Building solid, cheap boxen and deploying them in a stable configuration at low cost is an art. Call them 'frankenstien boxes' if you want, but they get the job done, and they let me come in with quotes at half of what my competiton does, and the stability and value get me return business.
Buying Solaris and having them do all the heavy lifting for you generally means you haven't done the value calculation for your clients. Solaris is good, and Sun hardware is good - but neither is *that* good.
Buying Microsoft - I hate to bash MS for the sake of bashing MS. Win2k *is* thier best offering yet. But it still bluescreens, DLL Hell still exists, it still needs to be reformatted every few months, it costs too much, it eats RAM, and not being able to remotely maintain it or to see the source so I can figure out what's causing strange behavior, coupled with MS' predatory business practices just makes it a non-option for me. YMMV.
The days of the Mercedes dot-bombs is over, and tossing cash at problems isn't the way things are being done today. Look around you and start gearing up for the Toyota world of working fast, smart and as cheaply as possible to get the job done.
under different brand name, Microsoft proudly present Clustering on a Budget - and the meaning of the term on a Budget in Microsoft's dictionary($28,000 for two clustering PC).
Nice little chunk of money saved by using Linux virtual servers over Arrowpoint, however I would like to know how a high content site would hold up with a lot of those perl scripts running to cache, one of the possible problems you won't find with Arrowpoint, Alteon Ad Directors, Netapps, not to say they're better, but the article did mention "Big Budget", aside from that some information on traffic handling would have been nice to show, e.g. amount of data passed into the network would give insight as to why they may have chosen to go via certain routes (not routers, or routing protocols.. choices) versus others.
;) but then again this was a semi "Big Budget" article, not a Poor Man's Network which in my case would be my Cisco 1xxx series running Zebra and GBGP (what you know about that.. Ghettotized BGP werd), 400mhz i386 running OpenBSD for the website, my spanking U1 for db stuff, ghettotized rj45's I found, with stolen bandwidth running out "Moving Day to Day Networks" run from my garage, and a C64 for DNS (fear)

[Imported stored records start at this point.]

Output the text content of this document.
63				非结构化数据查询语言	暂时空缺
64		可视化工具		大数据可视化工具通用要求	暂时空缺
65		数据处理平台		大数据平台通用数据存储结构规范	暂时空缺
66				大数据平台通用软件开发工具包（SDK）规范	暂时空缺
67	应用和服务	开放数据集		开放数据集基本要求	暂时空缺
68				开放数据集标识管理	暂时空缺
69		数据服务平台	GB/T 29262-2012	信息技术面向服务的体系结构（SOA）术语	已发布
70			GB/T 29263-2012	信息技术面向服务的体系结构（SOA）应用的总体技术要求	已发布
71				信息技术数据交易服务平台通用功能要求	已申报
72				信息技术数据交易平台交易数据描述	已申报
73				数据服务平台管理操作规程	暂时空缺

I remember some of the guys where I'm at did some overhauling, and when we were doing the firewalls, instead of ordering 4-5 Nokia's or looking into other fw's, we ended up getting one Nokia 650, and since we were running FreeBSD we threw on ipf on all the boxes and created rules to eliminate the load of ACL's, and the FW load which was actually cheaper than buying x amount of new firewalls, and since we jumpstarted most of the machines, we had a slew of tightened security scripts for Sun, and BSD's to have an auto locked down network no matter how much shit was upgraded.

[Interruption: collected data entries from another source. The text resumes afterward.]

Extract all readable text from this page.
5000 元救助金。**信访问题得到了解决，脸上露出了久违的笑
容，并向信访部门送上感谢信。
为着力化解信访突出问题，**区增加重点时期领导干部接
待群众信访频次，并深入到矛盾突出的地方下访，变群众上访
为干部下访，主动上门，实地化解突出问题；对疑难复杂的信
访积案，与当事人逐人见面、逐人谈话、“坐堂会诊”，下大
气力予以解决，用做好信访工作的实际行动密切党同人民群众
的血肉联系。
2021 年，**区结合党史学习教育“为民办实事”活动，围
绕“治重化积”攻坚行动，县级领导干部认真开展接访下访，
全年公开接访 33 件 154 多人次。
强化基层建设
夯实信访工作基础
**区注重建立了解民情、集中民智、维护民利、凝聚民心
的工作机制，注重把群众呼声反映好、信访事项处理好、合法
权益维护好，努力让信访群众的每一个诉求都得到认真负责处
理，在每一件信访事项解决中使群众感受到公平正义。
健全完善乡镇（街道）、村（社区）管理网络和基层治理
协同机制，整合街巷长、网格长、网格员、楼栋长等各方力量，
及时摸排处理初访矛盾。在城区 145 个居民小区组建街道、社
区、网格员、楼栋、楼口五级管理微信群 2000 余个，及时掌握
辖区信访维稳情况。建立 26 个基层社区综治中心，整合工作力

One of the things I wonder about though is the "dual processor" factors, which has many people going gah-gah over. Dual 700mhz's may sound nice, but to only serve up web content I wonder how is that better than just 1 700mhz chip or a 1ghz Athlon for that matter (anyone care to comment?)
As for switching from Oracle to SQL7, sounds like a good move, however again there's no mention of how much data goes into their database, so while it may suit them, what about mega sites like Yahoo, I wonder how they would stand up to SQL over BSd's, Linux versus a nice Sun E10k running Oracle?
Well they certainly have a pretty cool network, I wish they would have included actual network information as well such as router info, traffic stats, etc., now they would have blew my mind had they said, they're running strictly Zebra on a Nix box versus a Cisco or Juniper
Blackbox Themes
360 degrees of Karma
Load balancing via IP routing tricks is kind of nice. Mosix goes one step further and allows live processes to migrate across a cluster. Experimental add-ons also will do socket migration and havedistributed file system support. I think that's the kind of approach to clustering you are going to see in the long run.